La recherche d’épanouissement s’est déplacée du travailler plus au travailler mieux. Pouvoir choisir son travail, son mode de travail entre télétravail et présentiel, son employeur, et si possible son patron … Mais ne nous trompons pas : c’est là où la fracture est immense entre ceux qui par leurs diplômes, leurs qualifications, leur capital socio-culturel, et dans un contexte aujourd’hui favorable, peuvent choisir et ceux qui n’ont d’autre choix que de subir. On comprend également pourquoi cette évolution de la société rend encore plus difficile la réforme des retraites au moment où 7 Français sur 10 estiment qu’on travaille déjà assez longtemps. La mise à distance du « travailler plus » entraine également le recul du « travailler plus longtemps ».

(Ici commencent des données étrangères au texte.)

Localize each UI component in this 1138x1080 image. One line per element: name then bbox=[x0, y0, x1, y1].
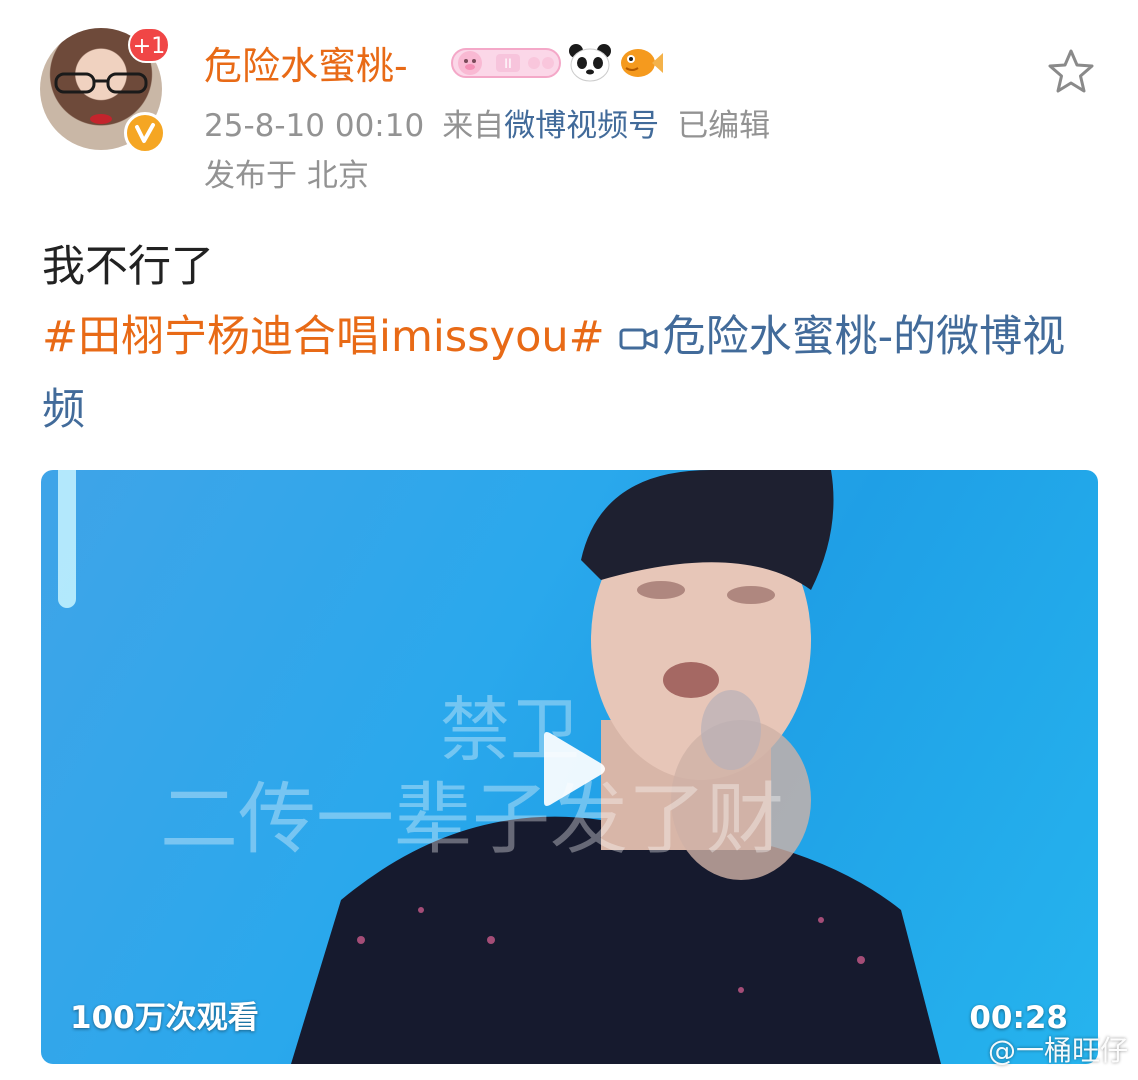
source-prefix: 来自 bbox=[442, 108, 505, 144]
goldfish-emoji-icon bbox=[618, 43, 664, 87]
source-link[interactable]: 微博视频号 bbox=[504, 108, 659, 144]
pig-badge-icon: II bbox=[450, 43, 562, 87]
post-body: 我不行了 #田栩宁杨迪合唱imissyou# 危险水蜜桃-的微博视频 bbox=[42, 232, 1102, 445]
panda-emoji-icon bbox=[568, 43, 612, 87]
glasses-graphic bbox=[54, 72, 148, 94]
post-text: 我不行了 bbox=[42, 242, 214, 292]
subtitle-line-2: 二传一辈子发了财 bbox=[160, 775, 784, 865]
svg-text:II: II bbox=[504, 55, 512, 71]
edited-label[interactable]: 已编辑 bbox=[677, 108, 770, 144]
view-count: 100万次观看 bbox=[70, 1000, 259, 1036]
post-location: 发布于 北京 bbox=[204, 158, 369, 194]
notification-badge: +1 bbox=[128, 27, 170, 63]
username[interactable]: 危险水蜜桃- bbox=[204, 42, 408, 90]
weibo-post: +1 危险水蜜桃- II 25-8-10 00:10 来自微博视频号 已编辑 发… bbox=[0, 0, 1138, 1080]
verified-badge-icon bbox=[124, 112, 166, 154]
play-button[interactable] bbox=[528, 728, 610, 810]
post-timestamp: 25-8-10 00:10 bbox=[204, 108, 425, 144]
video-camera-icon bbox=[619, 305, 659, 375]
user-emoji-row: II bbox=[450, 42, 664, 88]
lips-graphic bbox=[90, 114, 112, 124]
hashtag-link[interactable]: #田栩宁杨迪合唱imissyou# bbox=[42, 312, 605, 362]
progress-indicator bbox=[58, 470, 76, 608]
star-icon[interactable] bbox=[1046, 48, 1096, 94]
play-icon bbox=[544, 732, 605, 806]
post-meta: 25-8-10 00:10 来自微博视频号 已编辑 bbox=[204, 106, 770, 146]
site-watermark: @一桶旺仔 bbox=[987, 1034, 1128, 1067]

Travailler plus pour quoi faire ? Pour gagner plus ? La deuxième partie de l’équation a aussi pris du plomb dans l’aile. Avant même la crise inflationniste que nous connaissons, la question salariale était déjà centrale dans les revendications des Gilets jaunes, dans les milieux populaires et les classes moyennes, au cœur de ceux qui deux ans plus tard allaient devenir les métiers essentiels. La difficulté à faire progresser un partage équilibré de la valeur face à la financiarisation de l’économie impacte chaque jour le pouvoir d’achat, consolide la crainte du déclassement et remet en cause pour ses enfants la promesse de l’ascenseur social. Mais au-delà, le « gagner plus » n’apparait pas comme une ambition dans une société inquiète de tant de fléaux sanitaires, environnementaux ou sécuritaires menaçants pour notre quotidien, ni dans une société qui progressivement essaie de modérer sa consommation.

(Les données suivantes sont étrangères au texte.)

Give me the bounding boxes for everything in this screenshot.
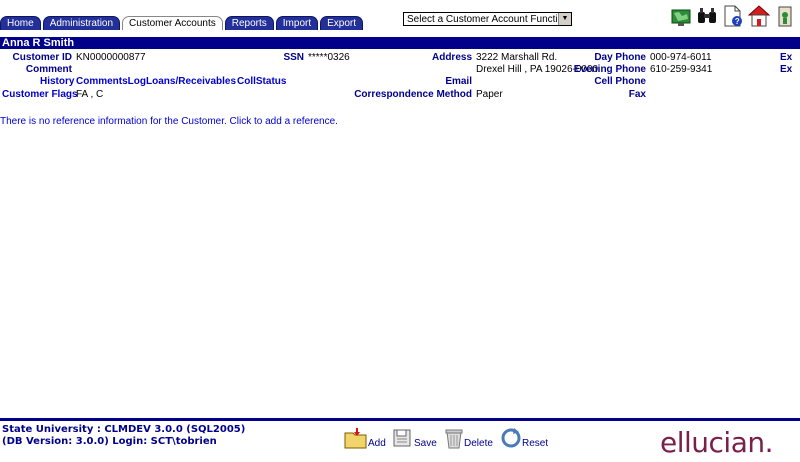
ssn-value: *****0326 bbox=[308, 52, 350, 63]
tab-home[interactable]: Home bbox=[0, 16, 41, 30]
tab-export[interactable]: Export bbox=[320, 16, 364, 30]
ssn-label: SSN bbox=[283, 52, 304, 63]
tab-administration[interactable]: Administration bbox=[42, 16, 121, 30]
loans-receivables-link[interactable]: Loans/Receivables bbox=[146, 76, 236, 87]
customer-flags-label[interactable]: Customer Flags bbox=[2, 89, 78, 100]
correspondence-method-label: Correspondence Method bbox=[354, 89, 472, 100]
footer-bar: State University : CLMDEV 3.0.0 (SQL2005… bbox=[0, 418, 800, 462]
tab-customer-accounts[interactable]: Customer Accounts bbox=[122, 16, 223, 30]
add-label: Add bbox=[368, 438, 386, 449]
trash-icon bbox=[445, 429, 463, 449]
map-icon[interactable] bbox=[670, 4, 692, 28]
ellucian-logo: ellucian. bbox=[660, 426, 774, 459]
delete-button[interactable]: Delete bbox=[444, 427, 493, 449]
status-line-login: (DB Version: 3.0.0) Login: SCT\tobrien bbox=[2, 436, 217, 447]
address-label: Address bbox=[431, 52, 472, 63]
history-link[interactable]: History bbox=[40, 76, 74, 87]
ext-label-1: Ex bbox=[780, 52, 793, 63]
function-select-value: Select a Customer Account Function bbox=[407, 14, 569, 25]
reset-button[interactable]: Reset bbox=[500, 427, 548, 449]
customer-account-function-select[interactable]: Select a Customer Account Function ▼ bbox=[403, 12, 572, 26]
chevron-down-icon: ▼ bbox=[558, 13, 571, 25]
correspondence-method-value: Paper bbox=[476, 89, 503, 100]
save-icon bbox=[393, 429, 411, 447]
system-status: State University : CLMDEV 3.0.0 (SQL2005… bbox=[2, 424, 245, 448]
fax-label: Fax bbox=[628, 89, 646, 100]
customer-id-value: KN0000000877 bbox=[76, 52, 146, 63]
comments-log-link[interactable]: CommentsLog bbox=[76, 76, 146, 87]
add-folder-icon bbox=[344, 428, 367, 449]
reset-label: Reset bbox=[522, 438, 549, 449]
email-label: Email bbox=[445, 76, 472, 87]
day-phone-value: 000-974-6011 bbox=[650, 52, 712, 63]
save-button[interactable]: Save bbox=[392, 427, 437, 449]
help-document-icon[interactable]: ? bbox=[722, 4, 744, 28]
home-icon[interactable] bbox=[748, 4, 770, 28]
ext-label-2: Ex bbox=[780, 64, 793, 75]
no-reference-message[interactable]: There is no reference information for th… bbox=[0, 116, 338, 127]
tab-reports[interactable]: Reports bbox=[224, 16, 274, 30]
status-line-server: State University : CLMDEV 3.0.0 (SQL2005… bbox=[2, 424, 246, 435]
customer-name-bar: Anna R Smith bbox=[0, 37, 800, 49]
binoculars-icon[interactable] bbox=[696, 4, 718, 28]
customer-id-label: Customer ID bbox=[12, 52, 72, 63]
svg-text:?: ? bbox=[735, 17, 740, 26]
add-button[interactable]: Add bbox=[344, 427, 386, 449]
cell-phone-label: Cell Phone bbox=[594, 76, 646, 87]
save-label: Save bbox=[414, 438, 437, 449]
address-line1: 3222 Marshall Rd. bbox=[476, 52, 558, 63]
customer-flags-value: FA , C bbox=[76, 89, 104, 100]
comment-label: Comment bbox=[25, 64, 72, 75]
day-phone-label: Day Phone bbox=[594, 52, 646, 63]
main-tabs: Home Administration Customer Accounts Re… bbox=[0, 16, 365, 30]
top-bar: Home Administration Customer Accounts Re… bbox=[0, 0, 800, 34]
coll-status-link[interactable]: CollStatus bbox=[237, 76, 286, 87]
reset-icon bbox=[501, 428, 521, 448]
tab-import[interactable]: Import bbox=[275, 16, 319, 30]
exit-icon[interactable] bbox=[774, 4, 796, 28]
toolbar-icons: ? bbox=[670, 4, 796, 28]
evening-phone-value: 610-259-9341 bbox=[650, 64, 713, 75]
delete-label: Delete bbox=[464, 438, 493, 449]
evening-phone-label: Evening Phone bbox=[573, 64, 646, 75]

C’est pour toutes ces raisons que le slogan de 2007 a pris comme une ride. Personne ne sait si dans quinze ans, il refera surface, entourné d’un halo vintage qui le rendrait à nouveau attractif. Mais dans la France de 2022, et même si certains peuvent le regretter, il a bien des aspects d’un contre-sens sociétal. Les bons slogans meurent aussi.